A Berrettini solo carbonare
Matteo Berrettini, che a Roma è nato e cresciuto, ha sempre dichiarato il suo amore per carbonara, gricia e amatriciana. Pur avendo, una volta raggiunto il vertice del tennis, concesso ampio spazio a due cibi tristanzuoli che tuttora riscuotono un certo successo nel mondo sportivo - riso e pollo - è tra coloro che riconoscono il valore del comfort food, la margherita o il panino che tirano su il morale alla bisogna. Nella recentissima United Cup, a un cambio di campo si è lamentato col coach di non aver digerito la parmigiana di melanzane. Mangiata in piena estate, sotto il sole rovente di Sydney.
Jannik Sinner, finora, ha liquidato il suo rapporto col cibo con poche battute: «Mangio di tutto e non ci faccio così attenzione. Se la sera ho voglia di un dessert, lo mangio: non credo che il giorno dopo perderò un match per colpa sua». Simile atteggiamento nell’attuale re del tennis, il teenager Carlos Alcaraz: «Butto giù tutto quello che mi piace, il mio punto debole è il kebab. Posso mangiare quanto mi pare e non metto su peso». Probabilmente, per lui e per altri, la consapevolezza verrà col tempo, con le prime gastriti o quando inizierà a scarseggiare la benzina dopo cinque ore di partita.
Amori bordolesi
Ah, e poi c’è il vino. Ad aprire la strada fu Amelie Mauresmo, francese, ex numero uno Wta, grande intenditrice e amante di rossi bordolesi, titolare di una collezione con “pezzi” da migliaia di euro, dallo Château Lafite al Petrus.
Legare la propria immagine a prodotti alcolici non è agevole per un atleta professionista ma l’ucraina Elina Svitolina – ex numero tre mondiale - è andata controcorrente, diventando testimonial della cantina Damilano (di proprietà di Paolo, ex candidato sindaco a Torino e grande investitore nel tennis anche con il marchio Valmora).
A scommettere sul vino, tra i ragazzi, è stato proprio Djokovic, sostanzialmente astemio, pronto però ad affidare a uno zio l’azienda agricola comprata nelle campagne di Šumadija, con cinque ettari di vitigni. Ne ricavano uno chardonnay e uno shiraz, noti per ora più che altro per il cognome sull’etichetta.

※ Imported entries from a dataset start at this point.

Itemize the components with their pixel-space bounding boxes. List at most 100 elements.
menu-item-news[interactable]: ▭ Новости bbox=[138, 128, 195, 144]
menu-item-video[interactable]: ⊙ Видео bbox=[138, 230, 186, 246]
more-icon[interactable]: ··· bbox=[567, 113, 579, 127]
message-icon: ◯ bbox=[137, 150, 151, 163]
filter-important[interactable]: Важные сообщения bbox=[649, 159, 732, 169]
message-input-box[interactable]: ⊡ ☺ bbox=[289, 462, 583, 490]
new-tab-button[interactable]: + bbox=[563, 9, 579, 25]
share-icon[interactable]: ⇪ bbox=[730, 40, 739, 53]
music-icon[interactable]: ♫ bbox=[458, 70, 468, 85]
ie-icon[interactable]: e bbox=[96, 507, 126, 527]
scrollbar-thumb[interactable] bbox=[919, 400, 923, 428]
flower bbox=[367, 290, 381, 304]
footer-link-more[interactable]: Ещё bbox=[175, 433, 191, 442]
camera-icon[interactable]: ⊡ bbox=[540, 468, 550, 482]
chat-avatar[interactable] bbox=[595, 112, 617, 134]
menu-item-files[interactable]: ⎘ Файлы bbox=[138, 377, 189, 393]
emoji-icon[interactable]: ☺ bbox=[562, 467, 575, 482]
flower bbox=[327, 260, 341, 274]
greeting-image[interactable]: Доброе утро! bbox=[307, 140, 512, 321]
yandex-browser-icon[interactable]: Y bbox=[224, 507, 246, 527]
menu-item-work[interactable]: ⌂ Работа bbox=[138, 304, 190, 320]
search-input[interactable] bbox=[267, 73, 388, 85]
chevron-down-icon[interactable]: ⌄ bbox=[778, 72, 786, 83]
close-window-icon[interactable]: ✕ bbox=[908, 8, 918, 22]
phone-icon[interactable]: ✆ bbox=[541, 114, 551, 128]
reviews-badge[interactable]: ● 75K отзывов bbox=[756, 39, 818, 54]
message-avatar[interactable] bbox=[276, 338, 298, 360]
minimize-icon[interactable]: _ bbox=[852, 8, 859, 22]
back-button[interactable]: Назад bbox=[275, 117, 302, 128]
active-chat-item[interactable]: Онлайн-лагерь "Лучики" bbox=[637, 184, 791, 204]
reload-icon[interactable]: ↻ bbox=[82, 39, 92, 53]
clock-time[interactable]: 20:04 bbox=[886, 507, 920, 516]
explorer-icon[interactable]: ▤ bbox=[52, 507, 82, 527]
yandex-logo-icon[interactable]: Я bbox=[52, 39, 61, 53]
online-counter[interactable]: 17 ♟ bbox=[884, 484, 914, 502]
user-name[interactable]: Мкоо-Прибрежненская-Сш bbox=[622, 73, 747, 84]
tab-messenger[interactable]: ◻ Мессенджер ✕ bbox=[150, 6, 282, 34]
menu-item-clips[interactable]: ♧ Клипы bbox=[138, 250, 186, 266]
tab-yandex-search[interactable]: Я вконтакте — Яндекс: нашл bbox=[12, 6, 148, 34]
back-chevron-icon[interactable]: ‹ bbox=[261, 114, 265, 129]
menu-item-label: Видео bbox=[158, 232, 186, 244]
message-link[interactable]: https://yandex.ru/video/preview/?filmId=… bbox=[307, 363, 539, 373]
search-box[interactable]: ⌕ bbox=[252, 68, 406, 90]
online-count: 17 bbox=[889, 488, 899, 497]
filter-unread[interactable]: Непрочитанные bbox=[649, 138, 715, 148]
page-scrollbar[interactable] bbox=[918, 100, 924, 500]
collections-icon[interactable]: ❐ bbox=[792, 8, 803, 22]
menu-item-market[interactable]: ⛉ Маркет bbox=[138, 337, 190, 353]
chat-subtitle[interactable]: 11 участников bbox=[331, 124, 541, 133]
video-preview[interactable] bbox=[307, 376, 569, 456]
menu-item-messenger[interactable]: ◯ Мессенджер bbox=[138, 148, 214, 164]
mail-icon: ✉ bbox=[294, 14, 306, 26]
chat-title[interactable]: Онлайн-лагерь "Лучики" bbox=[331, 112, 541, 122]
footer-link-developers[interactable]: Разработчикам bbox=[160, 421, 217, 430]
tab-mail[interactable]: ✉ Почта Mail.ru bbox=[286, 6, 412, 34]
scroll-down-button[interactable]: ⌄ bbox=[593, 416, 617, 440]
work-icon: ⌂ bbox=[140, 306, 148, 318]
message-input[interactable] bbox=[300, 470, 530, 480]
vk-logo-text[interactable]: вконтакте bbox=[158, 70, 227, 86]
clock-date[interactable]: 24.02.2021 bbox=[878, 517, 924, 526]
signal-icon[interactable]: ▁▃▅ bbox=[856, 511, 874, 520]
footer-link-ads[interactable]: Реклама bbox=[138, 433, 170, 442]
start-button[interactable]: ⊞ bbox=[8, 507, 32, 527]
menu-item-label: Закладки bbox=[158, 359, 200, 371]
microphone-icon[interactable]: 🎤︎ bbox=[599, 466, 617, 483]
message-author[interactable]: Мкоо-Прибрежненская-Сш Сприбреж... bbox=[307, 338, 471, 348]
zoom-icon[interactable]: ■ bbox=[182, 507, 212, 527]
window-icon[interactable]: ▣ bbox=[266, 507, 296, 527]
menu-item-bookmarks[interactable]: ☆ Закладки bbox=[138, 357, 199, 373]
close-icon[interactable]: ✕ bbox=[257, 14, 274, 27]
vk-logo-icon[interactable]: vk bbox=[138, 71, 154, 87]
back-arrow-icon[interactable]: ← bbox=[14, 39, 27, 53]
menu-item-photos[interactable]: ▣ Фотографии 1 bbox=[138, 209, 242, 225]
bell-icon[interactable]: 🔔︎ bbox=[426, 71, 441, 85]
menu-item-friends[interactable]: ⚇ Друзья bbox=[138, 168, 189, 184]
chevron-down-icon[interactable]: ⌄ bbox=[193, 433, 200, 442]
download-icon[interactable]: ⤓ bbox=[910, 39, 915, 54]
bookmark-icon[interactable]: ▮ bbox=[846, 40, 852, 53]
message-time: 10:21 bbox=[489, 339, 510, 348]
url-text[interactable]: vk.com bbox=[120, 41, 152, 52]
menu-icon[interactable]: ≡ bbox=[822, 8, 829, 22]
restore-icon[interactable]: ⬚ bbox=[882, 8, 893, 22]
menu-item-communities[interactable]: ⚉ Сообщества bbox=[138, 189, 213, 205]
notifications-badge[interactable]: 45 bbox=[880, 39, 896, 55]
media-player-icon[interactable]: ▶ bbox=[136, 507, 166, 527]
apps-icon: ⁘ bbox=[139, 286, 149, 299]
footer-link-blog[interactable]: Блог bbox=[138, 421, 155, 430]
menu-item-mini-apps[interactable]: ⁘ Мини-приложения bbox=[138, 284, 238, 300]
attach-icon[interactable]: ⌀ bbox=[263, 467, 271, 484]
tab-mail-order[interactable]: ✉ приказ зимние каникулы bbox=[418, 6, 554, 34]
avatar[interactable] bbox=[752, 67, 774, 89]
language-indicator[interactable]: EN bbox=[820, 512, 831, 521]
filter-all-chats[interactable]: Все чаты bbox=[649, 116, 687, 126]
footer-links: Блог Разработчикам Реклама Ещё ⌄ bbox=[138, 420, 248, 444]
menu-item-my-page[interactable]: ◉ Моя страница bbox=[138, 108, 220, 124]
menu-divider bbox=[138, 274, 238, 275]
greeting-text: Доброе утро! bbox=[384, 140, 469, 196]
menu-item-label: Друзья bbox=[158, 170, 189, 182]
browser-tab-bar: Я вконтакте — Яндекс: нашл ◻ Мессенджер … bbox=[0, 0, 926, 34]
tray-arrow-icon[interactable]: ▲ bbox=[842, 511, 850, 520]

Imbattibile, su questo versante, è Andrea Hlavackova, campionessa Slam in doppio: da cinque generazioni, la sua famiglia ricopre posizioni di prestigio nella Pilsner Urquell, di cui suo padre Jan è mastro birraio. La Repubblica Ceca detiene da decenni il record del consumo pro capite di birra, 140 litri all’anno (l’Italia non è nelle prime quaranta nazioni). «Per diventare un po’ meno sconosciuta in patria rispetto a mio padre – ha detto Andrea, che ha sposato un italiano impiegato nell’Atp - ho dovuto vincere il Roland Garros».